We're not prepping for the playoffs. We want to keep going in the right direction. Like I told the team, our four-game recent win streak was about the process of getting better and going in the right direction. For us, that's the most important thing. Right now, I'm not worried about the playoffs. I'm concerned about Sacramento, they played Dallas tough tonight. I like accumulating wins. I like improving our playoff seed. It's not looking at match-ups or anything, but I think it builds confidence when you play well.
Did you discuss Memphis/San Antonio score at halftime?
Process of constructing this roster to suit your coaching style
I've said it many times -- getting Robin Lopez was a perfect fit for our team, getting Mo Williams was a perfect fit for our team. Getting Dorell Wright gives us the ability to play three or four. The young guys have improved. Those three guys in particular fit what we needed. We needed coming into the season, we needed a defensive-minded center, we needed a back-up point guard, and we needed scoring off the bench. [GM] Neil [Olshey] did a terrific job addressing those needs.

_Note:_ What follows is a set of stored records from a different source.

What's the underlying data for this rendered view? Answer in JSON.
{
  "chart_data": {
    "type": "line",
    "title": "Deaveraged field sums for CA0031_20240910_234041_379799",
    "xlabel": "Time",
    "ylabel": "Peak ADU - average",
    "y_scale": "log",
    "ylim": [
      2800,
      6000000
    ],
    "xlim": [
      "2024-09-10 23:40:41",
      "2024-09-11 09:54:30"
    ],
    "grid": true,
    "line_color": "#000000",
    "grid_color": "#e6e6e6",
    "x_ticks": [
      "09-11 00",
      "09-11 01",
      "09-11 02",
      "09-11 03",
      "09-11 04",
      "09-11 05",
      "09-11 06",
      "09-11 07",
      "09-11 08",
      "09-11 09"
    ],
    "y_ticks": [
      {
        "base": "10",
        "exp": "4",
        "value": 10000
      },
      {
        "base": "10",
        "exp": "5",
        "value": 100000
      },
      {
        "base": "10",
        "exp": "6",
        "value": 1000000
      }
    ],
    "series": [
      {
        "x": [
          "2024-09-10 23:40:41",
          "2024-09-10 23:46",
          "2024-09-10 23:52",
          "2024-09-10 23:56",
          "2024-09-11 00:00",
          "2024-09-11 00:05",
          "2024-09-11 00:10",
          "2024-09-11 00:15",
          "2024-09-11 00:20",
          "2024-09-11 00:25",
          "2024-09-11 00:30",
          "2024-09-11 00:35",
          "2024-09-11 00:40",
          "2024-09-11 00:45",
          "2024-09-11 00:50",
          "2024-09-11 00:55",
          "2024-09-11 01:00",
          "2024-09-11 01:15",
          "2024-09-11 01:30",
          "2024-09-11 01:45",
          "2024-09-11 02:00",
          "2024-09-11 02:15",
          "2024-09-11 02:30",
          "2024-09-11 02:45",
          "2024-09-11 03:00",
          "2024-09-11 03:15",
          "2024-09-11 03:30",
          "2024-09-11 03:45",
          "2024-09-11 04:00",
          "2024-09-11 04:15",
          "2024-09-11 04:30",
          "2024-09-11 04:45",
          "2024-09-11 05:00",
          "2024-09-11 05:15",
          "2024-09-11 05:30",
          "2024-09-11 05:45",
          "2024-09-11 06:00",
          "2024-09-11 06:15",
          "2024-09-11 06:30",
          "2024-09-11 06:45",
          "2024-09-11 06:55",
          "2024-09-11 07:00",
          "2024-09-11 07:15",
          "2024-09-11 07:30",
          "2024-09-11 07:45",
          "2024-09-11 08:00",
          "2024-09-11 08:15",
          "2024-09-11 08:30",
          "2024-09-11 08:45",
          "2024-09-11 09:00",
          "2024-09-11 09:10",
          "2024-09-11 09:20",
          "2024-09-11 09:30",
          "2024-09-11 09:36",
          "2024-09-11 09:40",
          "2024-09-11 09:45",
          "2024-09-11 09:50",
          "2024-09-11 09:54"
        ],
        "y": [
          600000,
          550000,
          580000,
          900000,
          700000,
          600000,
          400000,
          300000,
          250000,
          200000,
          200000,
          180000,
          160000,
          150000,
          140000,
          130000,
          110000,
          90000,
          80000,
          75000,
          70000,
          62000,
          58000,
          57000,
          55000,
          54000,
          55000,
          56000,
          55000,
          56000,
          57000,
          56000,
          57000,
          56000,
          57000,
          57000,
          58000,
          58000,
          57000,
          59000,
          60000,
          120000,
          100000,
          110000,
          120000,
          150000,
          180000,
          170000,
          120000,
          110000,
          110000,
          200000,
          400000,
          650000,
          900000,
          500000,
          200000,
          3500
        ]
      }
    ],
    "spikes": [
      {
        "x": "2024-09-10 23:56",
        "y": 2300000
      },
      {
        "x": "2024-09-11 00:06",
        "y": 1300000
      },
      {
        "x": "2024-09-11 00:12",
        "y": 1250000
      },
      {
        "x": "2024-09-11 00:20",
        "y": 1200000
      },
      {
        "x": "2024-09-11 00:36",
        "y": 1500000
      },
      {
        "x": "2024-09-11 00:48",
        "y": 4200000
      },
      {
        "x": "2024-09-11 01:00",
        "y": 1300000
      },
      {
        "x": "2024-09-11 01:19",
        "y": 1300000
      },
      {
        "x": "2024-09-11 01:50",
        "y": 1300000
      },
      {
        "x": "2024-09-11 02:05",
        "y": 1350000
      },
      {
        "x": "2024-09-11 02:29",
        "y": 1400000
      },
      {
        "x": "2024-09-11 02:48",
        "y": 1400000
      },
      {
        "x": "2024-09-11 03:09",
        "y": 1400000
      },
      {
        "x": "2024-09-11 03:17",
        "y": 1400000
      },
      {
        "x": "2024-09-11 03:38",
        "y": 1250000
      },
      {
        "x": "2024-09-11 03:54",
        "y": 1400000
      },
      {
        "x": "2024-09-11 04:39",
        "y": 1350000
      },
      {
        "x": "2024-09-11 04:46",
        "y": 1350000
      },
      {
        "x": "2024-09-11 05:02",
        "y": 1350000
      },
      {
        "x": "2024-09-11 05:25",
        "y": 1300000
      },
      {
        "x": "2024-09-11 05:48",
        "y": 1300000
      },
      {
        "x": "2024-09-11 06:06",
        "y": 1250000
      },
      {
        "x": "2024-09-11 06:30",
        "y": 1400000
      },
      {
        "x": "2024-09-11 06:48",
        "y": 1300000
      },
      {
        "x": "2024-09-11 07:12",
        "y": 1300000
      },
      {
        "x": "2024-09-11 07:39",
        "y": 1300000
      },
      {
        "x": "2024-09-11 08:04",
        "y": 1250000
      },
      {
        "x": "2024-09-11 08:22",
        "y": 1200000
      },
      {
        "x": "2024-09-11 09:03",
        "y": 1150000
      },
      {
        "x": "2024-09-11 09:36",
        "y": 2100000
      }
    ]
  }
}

Did you see this coming earlier in the season?
I'm a little reluctant to do a retrospective on the season already. I'd rather look forward to Sacramento. I think we all felt like this could be a special year. It's a marathon and it's not over yet.
What was it about the team that made you think this would be a special year?
The four guys starters coming back from last year, they all showed last year how competitive we were with them on the court. The fact that we were able to bolster the roster with Robin and Mo in particular, also Thomas [Robinson] and Dorell. I felt like we had more depth. We were able to get the minutes down. I didn't necessarily foresee Joel Freeland making the jump that he did. Joel has kind of got lost in this whole thing because of his injuries. He's had a major influence on our play until he got hurt.
I felt like the players we had coming back from last year, with the additions, I didn't see any reason why we couldn't be competitive.
What do you want to see the rest of the regular season?
The biggest thing I enjoyed about the four-game winning streak was how in tune we were -- there was a sense of, I don't want to say desperation, but there was a seriousness that we stayed focused throughout the game. I thought that four-game stretch, we had fewer lulls throughout those games than any four-game stretch throughout the season. That's what you need to do in the playoffs. We've clinched a playoff spot -- the challenge is to maintain that edge, that's going to be the biggest thing going into the playoffs, valuing every possession. The playoffs are more of a mental grind than a physical grind. Sustaining that is going to be what I'm going to be looking for more than anything.